A related policy debate is likewise starting to bubble up from the federal Financial Data Transparency Act’s implementation process, where proposed rule-making is yet to become settled law. Just how much financial reporting information will be required from states and localities in machine-readable formats is yet to be decided — with the municipal professional associations having reiterated their position that less is more. There’s a lot of noise from practitioners about unfunded mandates, although the eventual shift toward digitalization is now pretty much inevitable.
This brings us to the companion issue of ownership of all kinds of public information collected and assembled by government agencies in the new era of artificial intelligence. It has become increasingly clear to entrepreneurs and investors that in the “AI Age,” information is the new gold.
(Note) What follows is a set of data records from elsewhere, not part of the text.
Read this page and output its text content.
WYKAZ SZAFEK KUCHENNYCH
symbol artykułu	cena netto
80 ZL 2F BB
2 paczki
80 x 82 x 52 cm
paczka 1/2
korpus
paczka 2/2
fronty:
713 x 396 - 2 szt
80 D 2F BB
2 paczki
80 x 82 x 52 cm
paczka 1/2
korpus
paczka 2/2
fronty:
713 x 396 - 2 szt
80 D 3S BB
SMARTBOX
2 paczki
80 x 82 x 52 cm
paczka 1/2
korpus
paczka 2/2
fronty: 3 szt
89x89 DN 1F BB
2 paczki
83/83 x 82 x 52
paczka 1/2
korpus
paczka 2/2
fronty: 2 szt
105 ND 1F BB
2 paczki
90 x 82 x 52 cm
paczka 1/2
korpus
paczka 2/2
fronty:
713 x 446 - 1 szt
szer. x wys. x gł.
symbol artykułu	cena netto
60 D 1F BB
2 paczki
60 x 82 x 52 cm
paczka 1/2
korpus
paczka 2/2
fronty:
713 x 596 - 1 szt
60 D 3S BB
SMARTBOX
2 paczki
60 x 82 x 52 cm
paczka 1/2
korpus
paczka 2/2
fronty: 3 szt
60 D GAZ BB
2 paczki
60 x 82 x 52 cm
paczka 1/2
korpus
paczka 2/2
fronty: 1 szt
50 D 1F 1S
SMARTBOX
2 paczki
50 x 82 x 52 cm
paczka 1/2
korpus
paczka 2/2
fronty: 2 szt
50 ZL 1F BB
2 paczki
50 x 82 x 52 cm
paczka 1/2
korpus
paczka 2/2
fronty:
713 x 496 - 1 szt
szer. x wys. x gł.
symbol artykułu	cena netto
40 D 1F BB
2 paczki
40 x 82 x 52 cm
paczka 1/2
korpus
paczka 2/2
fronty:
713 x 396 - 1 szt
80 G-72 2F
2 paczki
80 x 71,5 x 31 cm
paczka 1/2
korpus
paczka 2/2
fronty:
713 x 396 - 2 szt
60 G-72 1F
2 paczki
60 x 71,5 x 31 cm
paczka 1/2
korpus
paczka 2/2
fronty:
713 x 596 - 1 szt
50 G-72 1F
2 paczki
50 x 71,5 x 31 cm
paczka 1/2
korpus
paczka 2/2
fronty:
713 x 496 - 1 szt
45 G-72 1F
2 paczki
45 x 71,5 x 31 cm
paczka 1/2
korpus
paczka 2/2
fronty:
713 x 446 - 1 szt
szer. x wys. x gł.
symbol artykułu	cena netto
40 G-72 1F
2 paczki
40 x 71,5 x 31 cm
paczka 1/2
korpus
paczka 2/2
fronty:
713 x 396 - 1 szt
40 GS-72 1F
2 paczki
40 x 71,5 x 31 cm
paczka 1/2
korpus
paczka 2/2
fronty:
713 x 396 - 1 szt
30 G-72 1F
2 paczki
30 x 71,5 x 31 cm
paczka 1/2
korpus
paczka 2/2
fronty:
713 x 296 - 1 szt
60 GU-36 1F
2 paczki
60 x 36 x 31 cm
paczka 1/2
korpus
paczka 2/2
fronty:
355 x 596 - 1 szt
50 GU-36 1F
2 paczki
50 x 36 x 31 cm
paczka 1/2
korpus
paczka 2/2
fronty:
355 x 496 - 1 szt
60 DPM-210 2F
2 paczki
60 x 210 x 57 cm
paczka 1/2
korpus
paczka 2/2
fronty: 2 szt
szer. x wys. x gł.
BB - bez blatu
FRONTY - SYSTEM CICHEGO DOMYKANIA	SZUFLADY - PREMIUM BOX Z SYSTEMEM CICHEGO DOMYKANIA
State and local governments have plenty of data ore to provide in this mining process, and it remains to be seen how much of that mother lode can be extracted by private companies for profitable use without paying royalties for its use. It’s still unclear how many state legislators, public-sector managers and local governing bodies have caught on to this issue; my sense is that most have not.
Pensions’ Hits and Misses
Public pension funds have greatly benefited from the stock market’s two-year gains of more than 45 percent, which should ultimately flow through into slightly lower contribution rates required to amortize their unfunded liabilities. Their balance sheets should soon look a bit healthier, tamping down the negative publicity so often hurled at them for actuarial and investment shortfalls
But while there were mostly hits inside the pensions’ portfolios, there were a few misses. On the plus side, while commercial real estate remained a headache, stocks went up, bond prices went down, private credit did well, some hedge funds beat the market and money market cash outdid inflation. The ugly unspoken issue all year for some pension funds was the cash-flow headache from hefty private equity portfolios that largely failed to deliver lucrative payouts on pace as modeled. Since such distributions were expected to pay retiree pensions for aging plans that are cash-flow negative, a few systems were forced to sell holdings in the secondary market. Overall, however, on balance it was a welcome and better-than-average year for most pension portfolios — at least on paper.
There was one troubling culture war issue for pensions: environmental, social and governance investing (ESG). ESG has become an increasingly hot topic in legislatures, and now looks to take even more heat in the next year with the red-state political backlash creeping into Washington, D.C. Another likely thorn in the sides of pension advocates is the growing overconfidence of amateur investors with encouragement from political ideologues to put more money into defined-contribution plans for employee amateurs to play with at the expense of traditional defined-benefit pensions. We’ve come to that inflection point in both market and political cycles where the advocates on Capitol Hill usually start exhorting the wonders of capital markets vs. the socialization of income security.
In retrospect, however, 2024 was a pretty good year for public financiers, budgeters and investors. A lot of decisions and developments went right, for a change. Time will tell whether we will look back on this year with nostalgia, bewilderment or indifference.
Governing's opinion columns reflect the views of their authors and not necessarily those of Governing's editors or management. Nothing herein should be construed as investment advice.